Sometimes neurodiverse patterns clash. To be very stereotypical, autistic people may want to follow rules, people with ADHD like to break rules. Some people think visually, some people think verbally so you can find that the patterns are conflicting within a team and that you need to negotiate compromises that don't have a very clear right and wrong. That's what I'm calling the second level neurodiversity. We're doing more and more consultancy around that at the moment for businesses looking at what do you do in those circumstances. We can’t give you an answer for each clash, but we can train a process that allows fair assessment of reasonable compromise.

Is seeking people out with neurodiversity, progressive or exploitative?

You’re talking about deliberate inclusion. Where the world is at right now is deliberate inclusion where tech companies hire autistic coders or GCHQ hire dyslexic analysts because they think creatively, or AT&T having call centres staffed exclusively with people who are visually impaired because they can listen better. Is it exploitative? In some situations, yes, and there are some circles that cynically refer to that as ‘marketing inclusion’ because it's something we do to tick our corporate social responsibility box and it makes us look good. I'm less cynical about that.

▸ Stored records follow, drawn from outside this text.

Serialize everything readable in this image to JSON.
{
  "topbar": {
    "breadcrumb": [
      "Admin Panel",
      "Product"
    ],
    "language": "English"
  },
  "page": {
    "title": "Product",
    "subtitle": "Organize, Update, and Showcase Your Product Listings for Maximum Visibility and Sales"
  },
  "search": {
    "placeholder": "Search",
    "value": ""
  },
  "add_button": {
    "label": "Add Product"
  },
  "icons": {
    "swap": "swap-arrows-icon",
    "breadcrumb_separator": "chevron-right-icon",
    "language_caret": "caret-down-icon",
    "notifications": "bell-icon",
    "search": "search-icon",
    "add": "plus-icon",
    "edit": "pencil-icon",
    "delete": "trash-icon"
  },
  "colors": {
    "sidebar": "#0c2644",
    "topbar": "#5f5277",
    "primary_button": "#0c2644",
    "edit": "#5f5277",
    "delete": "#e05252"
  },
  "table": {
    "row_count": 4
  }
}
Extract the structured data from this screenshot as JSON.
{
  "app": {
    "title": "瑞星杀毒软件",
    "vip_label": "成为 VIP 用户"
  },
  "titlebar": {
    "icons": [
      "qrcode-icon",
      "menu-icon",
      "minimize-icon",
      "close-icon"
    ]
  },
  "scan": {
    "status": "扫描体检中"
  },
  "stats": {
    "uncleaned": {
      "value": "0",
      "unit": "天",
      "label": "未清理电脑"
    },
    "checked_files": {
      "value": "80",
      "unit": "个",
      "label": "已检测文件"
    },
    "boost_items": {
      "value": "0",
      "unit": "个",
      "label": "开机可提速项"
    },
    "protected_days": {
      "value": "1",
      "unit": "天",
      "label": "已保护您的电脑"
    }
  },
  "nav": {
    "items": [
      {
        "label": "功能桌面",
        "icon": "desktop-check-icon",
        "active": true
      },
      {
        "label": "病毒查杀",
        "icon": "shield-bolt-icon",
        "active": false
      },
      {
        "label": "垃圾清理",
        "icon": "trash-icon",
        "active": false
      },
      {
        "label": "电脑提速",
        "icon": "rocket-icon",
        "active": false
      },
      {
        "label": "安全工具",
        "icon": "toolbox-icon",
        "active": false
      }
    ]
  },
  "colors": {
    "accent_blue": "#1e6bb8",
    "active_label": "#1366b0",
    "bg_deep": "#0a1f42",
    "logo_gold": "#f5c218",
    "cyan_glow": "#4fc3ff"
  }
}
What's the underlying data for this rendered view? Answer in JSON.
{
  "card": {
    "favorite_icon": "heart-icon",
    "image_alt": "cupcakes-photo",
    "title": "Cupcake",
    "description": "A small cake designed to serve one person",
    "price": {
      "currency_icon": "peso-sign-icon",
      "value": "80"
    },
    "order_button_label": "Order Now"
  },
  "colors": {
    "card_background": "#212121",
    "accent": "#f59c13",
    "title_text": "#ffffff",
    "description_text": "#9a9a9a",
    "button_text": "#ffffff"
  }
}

We don't want to get to a place of tokenism as we have sometimes seen with the deliberate inclusion of people of colour where someone may feel that they are the token diversity hire. We've got to be doing it with purpose as a means of feeding skilled individuals throughout an organisation as opposed to an end point in itself.

I think that's what makes it non-exploitative. And it’s exciting to me, because for two decades I’ve campaigned for inclusion and we’re finally doing it because of what people can do, not because it’s a public service project. The talent pool aim of deliberate inclusion projects is a real step change that I’m delighted to see happen. From these programs we can really branch out into systemic inclusion, where we find a blend of generalist and diverse specialist thinkers a normal part of organisational culture.